Pelemahan simultan saham-saham utama menyebabkan VN-Index kehilangan hampir seluruh dukungannya, dan ditutup pada titik terendah hari itu.
Pada penutupan perdagangan, VN-Index turun 48,37 poin (-2,6%) menjadi 1.790,53 poin. Berbeda dengan HoSE, HNX-Index naik 4,57 poin (+1,6%) menjadi 298,36 poin, sedangkan UPCoM-Index turun 0,36 poin (-0,3%) menjadi 124,73 poin.
Likuiditas pasar melonjak hingga sekitar 20.300 miliar VND , jauh lebih tinggi dibandingkan sesi-sesi sebelumnya.
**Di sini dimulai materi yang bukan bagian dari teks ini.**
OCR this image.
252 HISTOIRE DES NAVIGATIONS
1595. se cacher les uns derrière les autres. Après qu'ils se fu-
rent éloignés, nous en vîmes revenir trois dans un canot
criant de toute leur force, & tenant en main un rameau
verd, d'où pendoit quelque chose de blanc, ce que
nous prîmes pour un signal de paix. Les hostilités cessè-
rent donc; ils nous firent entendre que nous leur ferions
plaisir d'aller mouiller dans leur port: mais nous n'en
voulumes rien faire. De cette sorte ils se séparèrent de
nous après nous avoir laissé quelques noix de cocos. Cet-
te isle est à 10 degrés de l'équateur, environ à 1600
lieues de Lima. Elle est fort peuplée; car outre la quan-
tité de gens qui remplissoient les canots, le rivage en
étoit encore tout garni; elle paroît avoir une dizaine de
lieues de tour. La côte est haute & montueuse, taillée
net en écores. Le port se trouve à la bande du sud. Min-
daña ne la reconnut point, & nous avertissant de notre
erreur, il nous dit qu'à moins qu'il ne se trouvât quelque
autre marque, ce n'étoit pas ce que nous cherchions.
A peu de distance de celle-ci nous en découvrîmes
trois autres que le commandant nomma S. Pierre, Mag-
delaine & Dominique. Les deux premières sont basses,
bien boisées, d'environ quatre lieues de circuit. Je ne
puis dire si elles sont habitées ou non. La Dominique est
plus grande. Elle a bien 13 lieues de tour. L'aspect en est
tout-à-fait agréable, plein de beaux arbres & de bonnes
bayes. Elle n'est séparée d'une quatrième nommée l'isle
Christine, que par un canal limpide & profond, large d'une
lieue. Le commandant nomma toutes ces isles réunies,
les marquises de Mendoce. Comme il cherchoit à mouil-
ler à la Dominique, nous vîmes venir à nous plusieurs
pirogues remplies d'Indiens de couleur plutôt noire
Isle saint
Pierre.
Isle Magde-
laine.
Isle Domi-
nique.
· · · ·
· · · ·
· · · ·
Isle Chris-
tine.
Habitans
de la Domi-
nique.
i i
Perkembangan ini menunjukkan bahwa para penjual aktif melepas kepemilikan mereka, sementara permintaan belum cukup kuat untuk menyeimbangkan penawaran dan permintaan.
Papan elektronik didominasi warna merah, dengan 509 saham mengalami penurunan (termasuk 10 yang mencapai harga terendah), 837 saham tetap tidak berubah, dan 208 saham mengalami kenaikan (termasuk 29 yang mencapai harga tertinggi).
Tekanan jual terus terkonsentrasi pada kelompok saham berkapitalisasi besar. Keranjang VN30 mencatat 27 saham yang mengalami penurunan, dengan hanya 2 saham yang mengalami kenaikan dan STB mempertahankan harga acuannya. Akibatnya, indeks VN30 turun hampir 50 poin menjadi 1.936 poin.
![]() |
VN-Index turun hampir 50 poin di awal pekan. Foto: TradingView. |
Di antara saham-saham yang paling berdampak negatif pada pasar, VIC turun 5,8%, menjadi saham yang paling banyak mengurangi poin dari VN-Index. Diikuti oleh VHM (-3,5%), BID (-2,4%), VPB (-3,2%), TCB (-2,7%), GVR (-3,7%), CTG (-1,9%),ACB (-3,4%), VJC (-4,2%), dan VPL (-2,3%).
Sebaliknya, beberapa saham mempertahankan momentum kenaikannya, seperti LPB (+1,4%), VCK (+1,1%), NVL (+2,2%), BSR (+0,4%), HCM (+1,3%), KDH (+1,3%), CII (+2,2%), EVF (+2,3%), PC1 (+2,1%), dan HQC, yang mencapai harga tertinggi. Namun, karena kapitalisasi pasar mereka yang tidak mencukupi, saham-saham ini hanya memberikan kontribusi minimal dalam mempersempit penurunan pasar.
Aktivitas investor asing juga menjadi poin negatif, karena investor asing kembali melakukan penjualan bersih hampir 700 miliar VND setelah beberapa sesi perdagangan positif sebelumnya.
Tekanan jual terutama terkonsentrasi di FPT ( -121 miliar VND ), VHM ( -113 miliar VND ), dan MSN ( -93 miliar VND ). Di sisi pembelian, modal asing terus menunjukkan minat pada sektor perbankan, dengan pencairan yang kuat ke VCB (nilai pembelian bersih 98 miliar VND), ACB (+97 miliar VND ), dan STB (+42 miliar VND ).